Configuration	mAP	Change	Notes
Full model (SD+HD+Local)	75.8	—	Three complementary priors optimal
w/o UVE (separate MLPs)	69.7	−6.1	Unified encoder is critical
w/o pre-training	71.5	−4.3	Pre-training improves encoding quality
SD map prior only	72.8	−3.0	Single source inferior to multi-source
Outdated HD map prior only	73.3	−2.5	HD map precise but partially outdated
Historical local prior only	72.3	−3.5	Single prediction insufficient
No prior (original MapTRv2)	61.5	−14.3	Baseline reference
Search range 5m	75.8	—	Optimal search range
Search range 10m	74.2	−1.6	Wider range introduces noise

Key Findings¶

The three prior map types are complementary: each independently improves performance, and their combination achieves the best result (SD+3.0, HD+2.5, Local+3.5 → combined +14.3).
More online local priors yield better results (1 source: +3.0 mAP; multiple sources: +5.2 mAP), demonstrating information accumulation benefits.
Minimal computational overhead: FPS decreases from 10.3 to 9.9 (−3.9%), parameters increase by only 3.1 MB, and UVE accounts for only 15.3% of runtime.
Effectiveness is maintained on a newly split dataset with no geographic overlap, demonstrating that the model genuinely learns to leverage prior information rather than memorizing maps.
Gains are more significant at larger perception ranges (60m×30m), confirming the advantage of prior maps in distant regions.
Validation on topological reasoning (OpenLane-V2 OLS +4.6) confirms cross-task generalization.

Highlights & Insights¶

Truly plug-and-play: compatible with HDMapNet, MapTR, MapTRv2, PivotNet, TopoLogic, and other mapping models.
First framework to unify encoding of three types of prior maps, maximizing complementary information utilization.
The analogy between vector data and NLP text (points ≈ words, elements ≈ sentences) is a novel and effective modeling perspective.
The vector pre-training paradigm (segment-level + point-level noise/masking → coordinate reconstruction) fills a gap in the field.
Positive feedback loop design: current predictions are uploaded to the cloud, become priors for other vehicles, and continuously improve overall accuracy.
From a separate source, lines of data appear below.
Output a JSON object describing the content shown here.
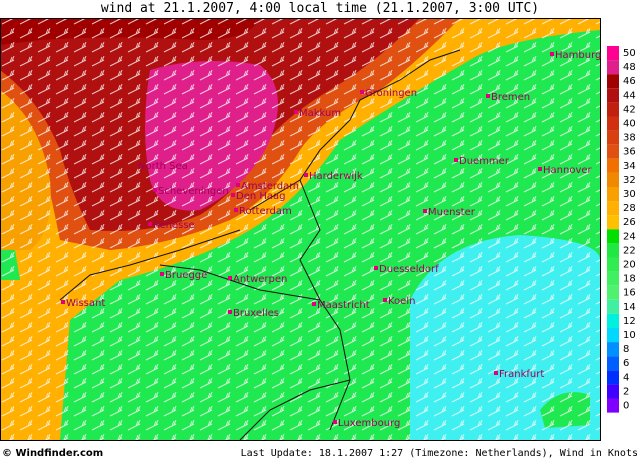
{
  "title": "wind at 21.1.2007, 4:00 local time (21.1.2007, 3:00 UTC)",
  "places": [
    "Hamburg",
    "Bremen",
    "Groningen",
    "Makkum",
    "North Sea",
    "Duemmer",
    "Hannover",
    "Harderwijk",
    "Scheveningen",
    "Amsterdam",
    "Den Haag",
    "Rotterdam",
    "Muenster",
    "Renesse",
    "Duesseldorf",
    "Bruegge",
    "Antwerpen",
    "Wissant",
    "Koeln",
    "Maastricht",
    "Bruxelles",
    "Frankfurt",
    "Luxembourg"
  ],
  "scale": {
    "ticks": [
      50,
      48,
      46,
      44,
      42,
      40,
      38,
      36,
      34,
      32,
      30,
      28,
      26,
      24,
      22,
      20,
      18,
      16,
      14,
      12,
      10,
      8,
      6,
      4,
      2,
      0
    ],
    "colors": [
      "#ff0090",
      "#e0208a",
      "#a00000",
      "#b01010",
      "#c02010",
      "#d03010",
      "#d84010",
      "#e05010",
      "#f07000",
      "#f08800",
      "#f8a000",
      "#ffb000",
      "#ffc000",
      "#00e000",
      "#20e840",
      "#30ec50",
      "#40f060",
      "#50f070",
      "#40f0a0",
      "#00f0e0",
      "#00d8ff",
      "#0090ff",
      "#0060ff",
      "#0030ff",
      "#4000ff",
      "#8000ff"
    ]
  },
  "footer": {
    "brand": "© Windfinder.com",
    "update": "Last Update: 18.1.2007 1:27 (Timezone: Netherlands), Wind in Knots"
  }
}
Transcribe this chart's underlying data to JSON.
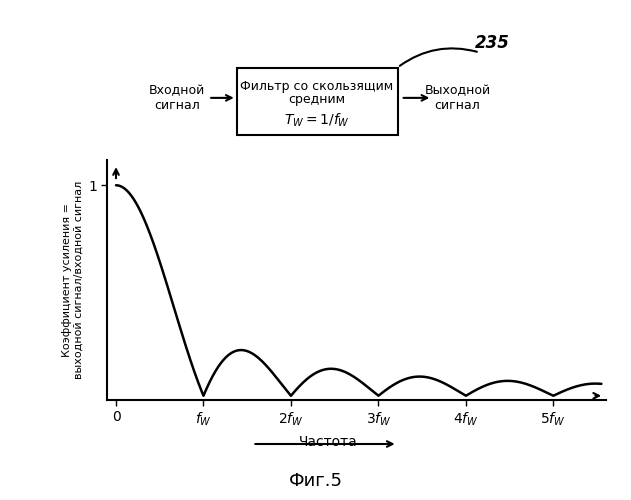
{
  "title": "Фиг.5",
  "ylabel": "Коэффициент усиления =\nвыходной сигнал/входной сигнал",
  "xlabel_arrow": "Частота",
  "x_tick_labels": [
    "0",
    "$f_W$",
    "$2f_W$",
    "$3f_W$",
    "$4f_W$",
    "$5f_W$"
  ],
  "y_tick_label": "1",
  "diagram_label": "235",
  "box_line1": "Фильтр со скользящим",
  "box_line2": "средним",
  "box_line3": "$T_W= 1/f_W$",
  "input_label": "Входной\nсигнал",
  "output_label": "Выходной\nсигнал",
  "bg_color": "#ffffff",
  "line_color": "#000000",
  "fig_width": 6.31,
  "fig_height": 5.0,
  "dpi": 100
}
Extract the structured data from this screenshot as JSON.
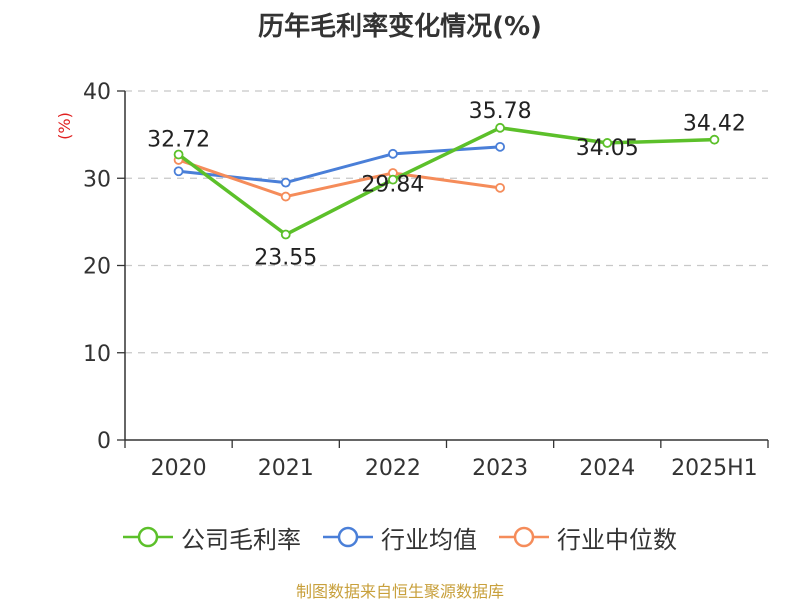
{
  "title": "历年毛利率变化情况(%)",
  "source": "制图数据来自恒生聚源数据库",
  "chart_data": {
    "type": "line",
    "title": "历年毛利率变化情况(%)",
    "ylabel": "(%)",
    "ylim": [
      0,
      40
    ],
    "yticks": [
      0,
      10,
      20,
      30,
      40
    ],
    "grid": true,
    "legend_position": "bottom",
    "categories": [
      "2020",
      "2021",
      "2022",
      "2023",
      "2024",
      "2025H1"
    ],
    "series": [
      {
        "name": "公司毛利率",
        "color": "#5cc02a",
        "values": [
          32.72,
          23.55,
          29.84,
          35.78,
          34.05,
          34.42
        ],
        "data_labels": [
          "32.72",
          "23.55",
          "29.84",
          "35.78",
          "34.05",
          "34.42"
        ]
      },
      {
        "name": "行业均值",
        "color": "#4a7fd8",
        "values": [
          30.8,
          29.5,
          32.8,
          33.6,
          null,
          null
        ]
      },
      {
        "name": "行业中位数",
        "color": "#f58c5a",
        "values": [
          32.1,
          27.9,
          30.6,
          28.9,
          null,
          null
        ]
      }
    ]
  }
}
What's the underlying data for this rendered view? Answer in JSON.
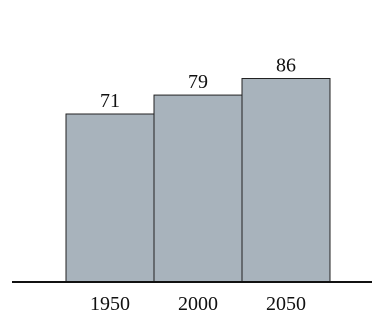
{
  "chart_data": {
    "type": "bar",
    "categories": [
      "1950",
      "2000",
      "2050"
    ],
    "values": [
      71,
      79,
      86
    ],
    "value_labels": [
      "71",
      "79",
      "86"
    ],
    "title": "",
    "xlabel": "",
    "ylabel": "",
    "ylim": [
      0,
      86
    ],
    "grid": false,
    "legend": "none",
    "bar_color": "#a8b3bc",
    "bar_edge_color": "#222222",
    "axis_color": "#111111"
  }
}
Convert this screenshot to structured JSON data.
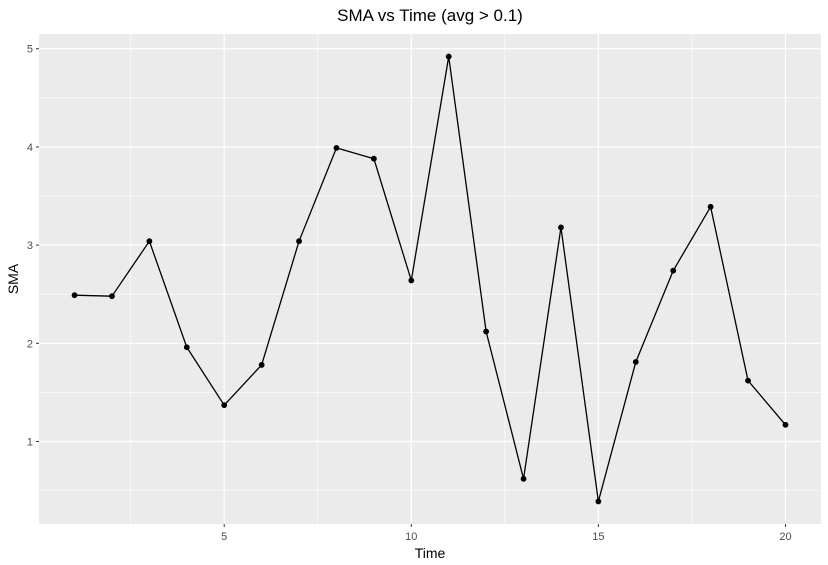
{
  "chart_data": {
    "type": "line",
    "title": "SMA vs Time (avg > 0.1)",
    "xlabel": "Time",
    "ylabel": "SMA",
    "x": [
      1,
      2,
      3,
      4,
      5,
      6,
      7,
      8,
      9,
      10,
      11,
      12,
      13,
      14,
      15,
      16,
      17,
      18,
      19,
      20
    ],
    "series": [
      {
        "values": [
          2.49,
          2.48,
          3.04,
          1.96,
          1.37,
          1.78,
          3.04,
          3.99,
          3.88,
          2.64,
          4.92,
          2.12,
          0.62,
          3.18,
          0.39,
          1.81,
          2.74,
          3.39,
          1.62,
          1.17
        ]
      }
    ],
    "xlim": [
      0.05,
      20.95
    ],
    "ylim": [
      0.16,
      5.15
    ],
    "x_ticks": [
      5,
      10,
      15,
      20
    ],
    "x_tick_labels": [
      "5",
      "10",
      "15",
      "20"
    ],
    "y_ticks": [
      1,
      2,
      3,
      4,
      5
    ],
    "y_tick_labels": [
      "1",
      "2",
      "3",
      "4",
      "5"
    ],
    "grid": true,
    "legend": "none",
    "colors": {
      "panel_background": "#ebebeb",
      "grid_major": "#ffffff",
      "line": "#000000",
      "points": "#000000"
    }
  }
}
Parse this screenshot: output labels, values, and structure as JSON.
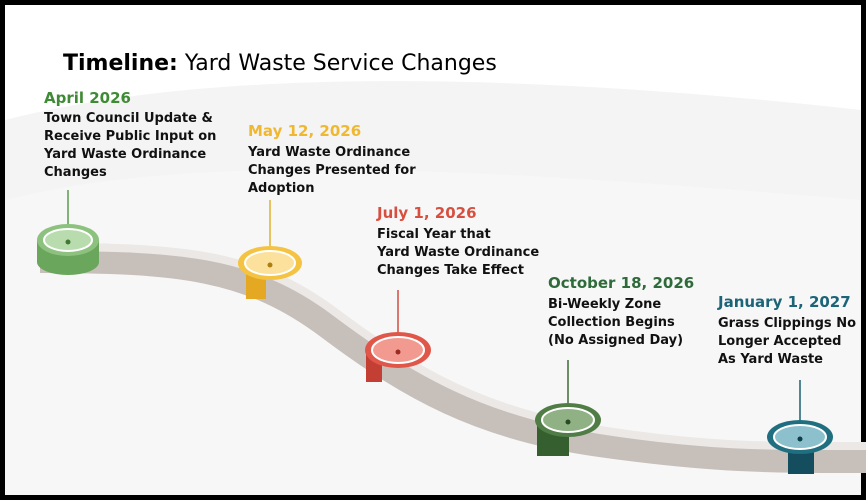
{
  "title": {
    "label": "Timeline:",
    "text": "Yard Waste Service Changes"
  },
  "milestones": [
    {
      "date": "April 2026",
      "lines": [
        "Town Council Update &",
        "Receive Public Input on",
        "Yard Waste Ordinance",
        "Changes"
      ]
    },
    {
      "date": "May 12, 2026",
      "lines": [
        "Yard Waste Ordinance",
        "Changes Presented for",
        "Adoption"
      ]
    },
    {
      "date": "July 1, 2026",
      "lines": [
        "Fiscal Year that",
        "Yard Waste Ordinance",
        "Changes Take Effect"
      ]
    },
    {
      "date": "October 18, 2026",
      "lines": [
        "Bi-Weekly Zone",
        "Collection Begins",
        "(No Assigned Day)"
      ]
    },
    {
      "date": "January 1, 2027",
      "lines": [
        "Grass Clippings No",
        "Longer Accepted",
        "As Yard Waste"
      ]
    }
  ]
}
Limitations & Future Work¶

Prior maps must be obtained from external sources (SD maps, historical data), making cold-start deployment in new regions challenging.
Pre-training depends on the vector map distribution within the training dataset; cross-domain transfer requires retraining.
Alignment and consistency across different priors are partially mitigated by the attention mechanism but not fully resolved.
FPS drops from 10.3 to 9.9; while marginal, further optimization may be needed for scenarios with strict real-time requirements.

vs. P-MapNet/NMP: Vector-based vs. rasterized encoding, avoiding resolution limitations and information loss.
vs. MapEX: Supports multiple prior types vs. only outdated HD maps, with finer-grained encoding.
vs. HRMapNet: Surpasses its SOTA at 110ep (80.5 vs. 73.6); the technical approach is more general.
The unified vector encoder design is transferable to other heterogeneous vector data fusion scenarios (e.g., joint encoding of point clouds, trajectories, and maps).

Rating¶

⭐⭐⭐⭐⭐ (5/5) The problem is precisely formulated, the methodology is comprehensive (encoder + pre-training + integration), and experiments across 3 datasets × multiple baselines × detailed ablations are highly thorough. The work has direct engineering value for HD map construction in autonomous driving.